The love and comradery within the skateboard family, it's heartwarming ❤️ When all the other skaters raised up Misugu Okamoto as a winner to cheer her up even after she fell because they know she's an absolute star ✨#skateboarding #Olympics https://t.co/eIKHuuehOn— 𝐸𝓏𝓇𝒶 𝓌𝓇𝒾𝓉𝑒𝓈 🌈💕📘 (@EzraLoAcire) August 4, 2021
That moment when Simone Biles pulled out of the team gymnastics: that was one of the moments of the games. But it wasn't because she won or got the highest score, it was because she was suddenly human. That conversation about mental health that arose afterwards was brilliant, and sorely needed. Did anyone see GB diver Chris Mears on the BBC shortly afterwards, opening up about his battle with depression following his Rio 2016 diving gold? It was a wonderfully refreshing moment of TV, and brave of him to share it. I would never have considered a gold medal could have that effect.
There's so much we don't know about these athletes. What we see are chiselled bodies and people who are capable of the extraordinary. But we don't see the process that got them there. We don't see the 5am training runs in the rain, while stragglers from the night before are still staggering home drunk. We don't see the sacrifice, the tears, the injuries, the lifetimes of commitment. We don't see the people. But at the best moments of the Olympics, this all bursts through.
It's in moments like Dina Asher-Smith telling a BBC camera crew she won't be running in the 200 meters, an event she is world champion in, because she hasn't recovered fully from an injury, and tears of sad realisation are streaming down her cheeks. It's in the moment cameras are stuck in the faces of boxers who've narrowly lost out mere moments before, and are now coming to terms with this live on air. Unsurprisingly, they don't have much to say, and if I were the interviewer, I'd acknowledge that, but in these moments their humanity beams through.
These are moments of heartbreak. But what about the moment Qatari high jumper Muta Essa Barshim and Italian high jumper Gianmarco Tamberi decided to share the Olympic gold? A look, a nod, and then a rush of realisation that it was actually happening, something historic, and then pure, unchecked emotion as it does - the held emotion of months and years before. It was absolute magic.

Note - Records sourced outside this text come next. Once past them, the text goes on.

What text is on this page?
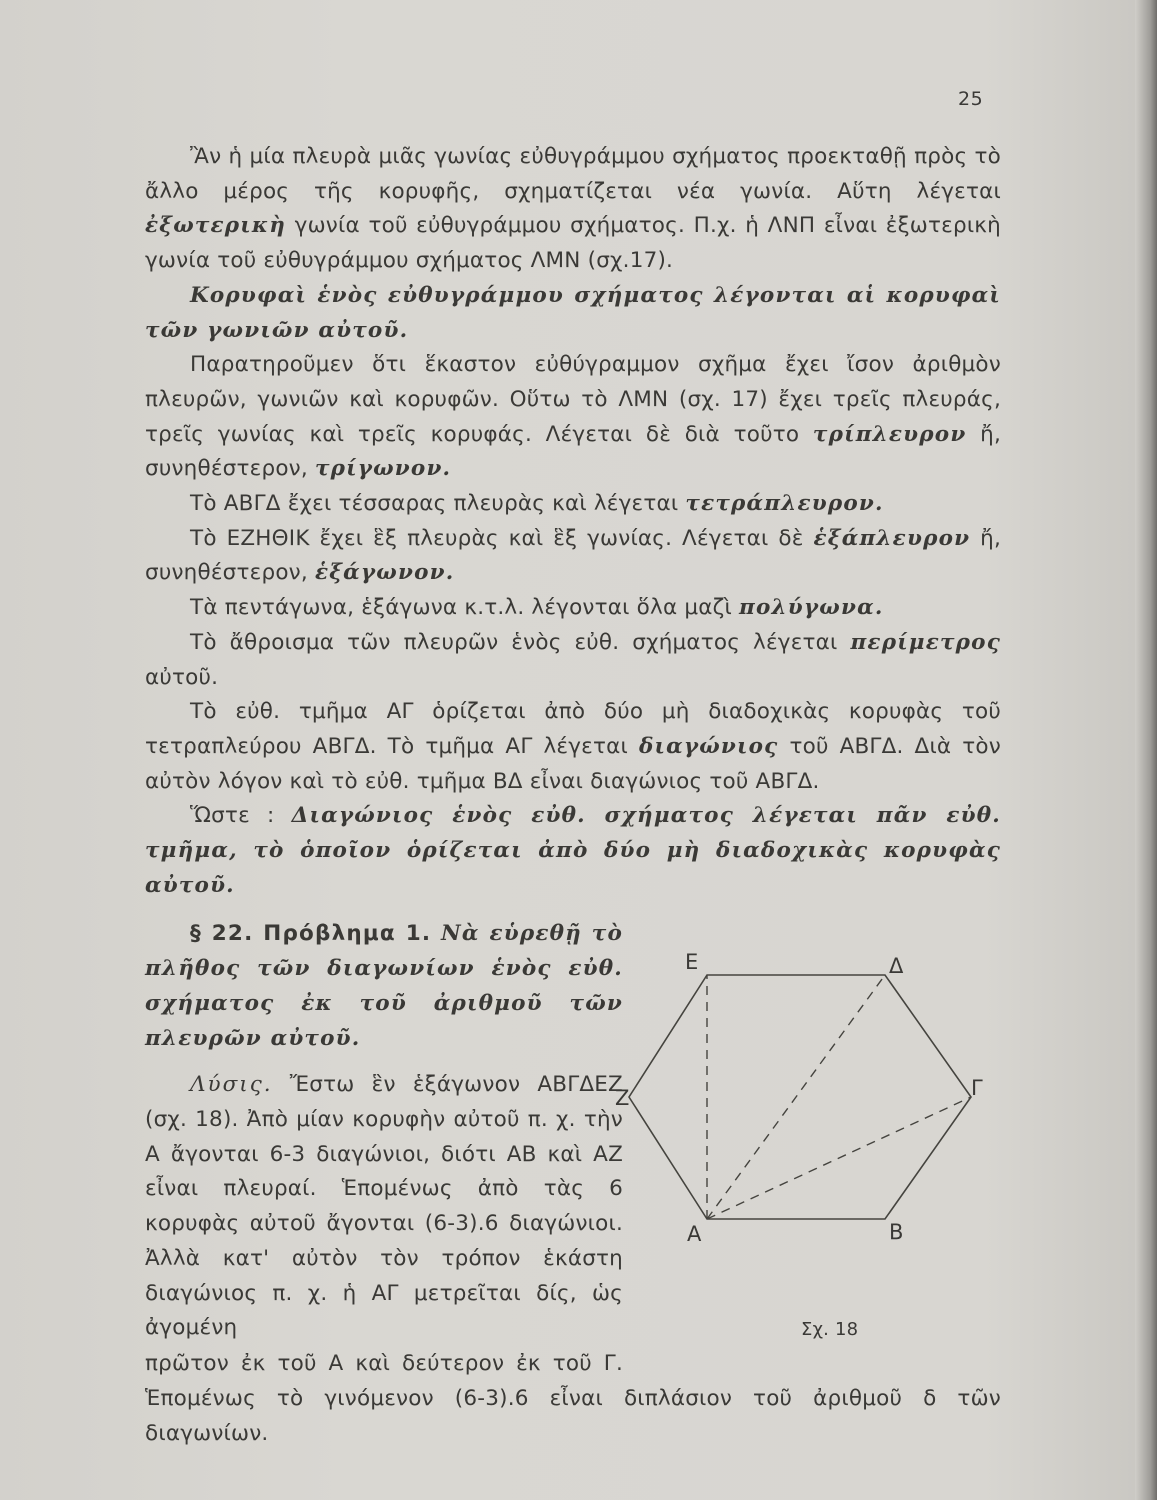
25

Ἂν ἡ μία πλευρὰ μιᾶς γωνίας εὐθυγράμμου σχήματος προεκταθῇ πρὸς τὸ ἄλλο μέρος τῆς κορυφῆς, σχηματίζεται νέα γωνία. Αὕτη λέγεται ἐξωτερικὴ γωνία τοῦ εὐθυγράμμου σχήματος. Π.χ. ἡ ΛΝΠ εἶναι ἐξωτερικὴ γωνία τοῦ εὐθυγράμμου σχήματος ΛΜΝ (σχ.17).

Κορυφαὶ ἑνὸς εὐθυγράμμου σχήματος λέγονται αἱ κορυφαὶ τῶν γωνιῶν αὐτοῦ.

Παρατηροῦμεν ὅτι ἕκαστον εὐθύγραμμον σχῆμα ἔχει ἴσον ἀριθμὸν πλευρῶν, γωνιῶν καὶ κορυφῶν. Οὕτω τὸ ΛΜΝ (σχ. 17) ἔχει τρεῖς πλευράς, τρεῖς γωνίας καὶ τρεῖς κορυφάς. Λέγεται δὲ διὰ τοῦτο τρίπλευρον ἤ, συνηθέστερον, τρίγωνον.

Τὸ ΑΒΓΔ ἔχει τέσσαρας πλευρὰς καὶ λέγεται τετράπλευρον.

Τὸ ΕΖΗΘΙΚ ἔχει ἓξ πλευρὰς καὶ ἓξ γωνίας. Λέγεται δὲ ἑξάπλευρον ἤ, συνηθέστερον, ἑξάγωνον.

Τὰ πεντάγωνα, ἑξάγωνα κ.τ.λ. λέγονται ὅλα μαζὶ πολύγωνα.

Τὸ ἄθροισμα τῶν πλευρῶν ἑνὸς εὐθ. σχήματος λέγεται περίμετρος αὐτοῦ.

Τὸ εὐθ. τμῆμα ΑΓ ὁρίζεται ἀπὸ δύο μὴ διαδοχικὰς κορυφὰς τοῦ τετραπλεύρου ΑΒΓΔ. Τὸ τμῆμα ΑΓ λέγεται διαγώνιος τοῦ ΑΒΓΔ. Διὰ τὸν αὐτὸν λόγον καὶ τὸ εὐθ. τμῆμα ΒΔ εἶναι διαγώνιος τοῦ ΑΒΓΔ.

Ὥστε : Διαγώνιος ἑνὸς εὐθ. σχήματος λέγεται πᾶν εὐθ. τμῆμα, τὸ ὁποῖον ὁρίζεται ἀπὸ δύο μὴ διαδοχικὰς κορυφὰς αὐτοῦ.

Ε	Δ
Ζ	Γ
Α	Β
Σχ. 18

§ 22. Πρόβλημα 1. Νὰ εὑρεθῇ τὸ πλῆθος τῶν διαγωνίων ἑνὸς εὐθ. σχήματος ἐκ τοῦ ἀριθμοῦ τῶν πλευρῶν αὐτοῦ.

Λύσις. Ἔστω ἓν ἑξάγωνον ΑΒΓΔΕΖ (σχ. 18). Ἀπὸ μίαν κορυφὴν αὐτοῦ π. χ. τὴν Α ἄγονται 6-3 διαγώνιοι, διότι ΑΒ καὶ ΑΖ εἶναι πλευραί. Ἑπομένως ἀπὸ τὰς 6 κορυφὰς αὐτοῦ ἄγονται (6-3).6 διαγώνιοι. Ἀλλὰ κατ' αὐτὸν τὸν τρόπον ἑκάστη διαγώνιος π. χ. ἡ ΑΓ μετρεῖται δίς, ὡς ἀγομένη

πρῶτον ἐκ τοῦ Α καὶ δεύτερον ἐκ τοῦ Γ. Ἑπομένως τὸ γινόμενον (6-3).6 εἶναι διπλάσιον τοῦ ἀριθμοῦ δ τῶν διαγωνίων.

It's moments like these that light up the Olympic Games. Sure, world records are nice, and sure, medals are nice, but it's the moments we see humans which we relate to. How much is a medal really worth without the human effort it takes to win it, anyway? And think how many humans are involved: there are more than ten thousand athletes at the Tokyo Games. How much do we know about each of them? They are more than just sporting avatars. Isn't it a shame we don't have a gaming experience that tries to get a bit closer?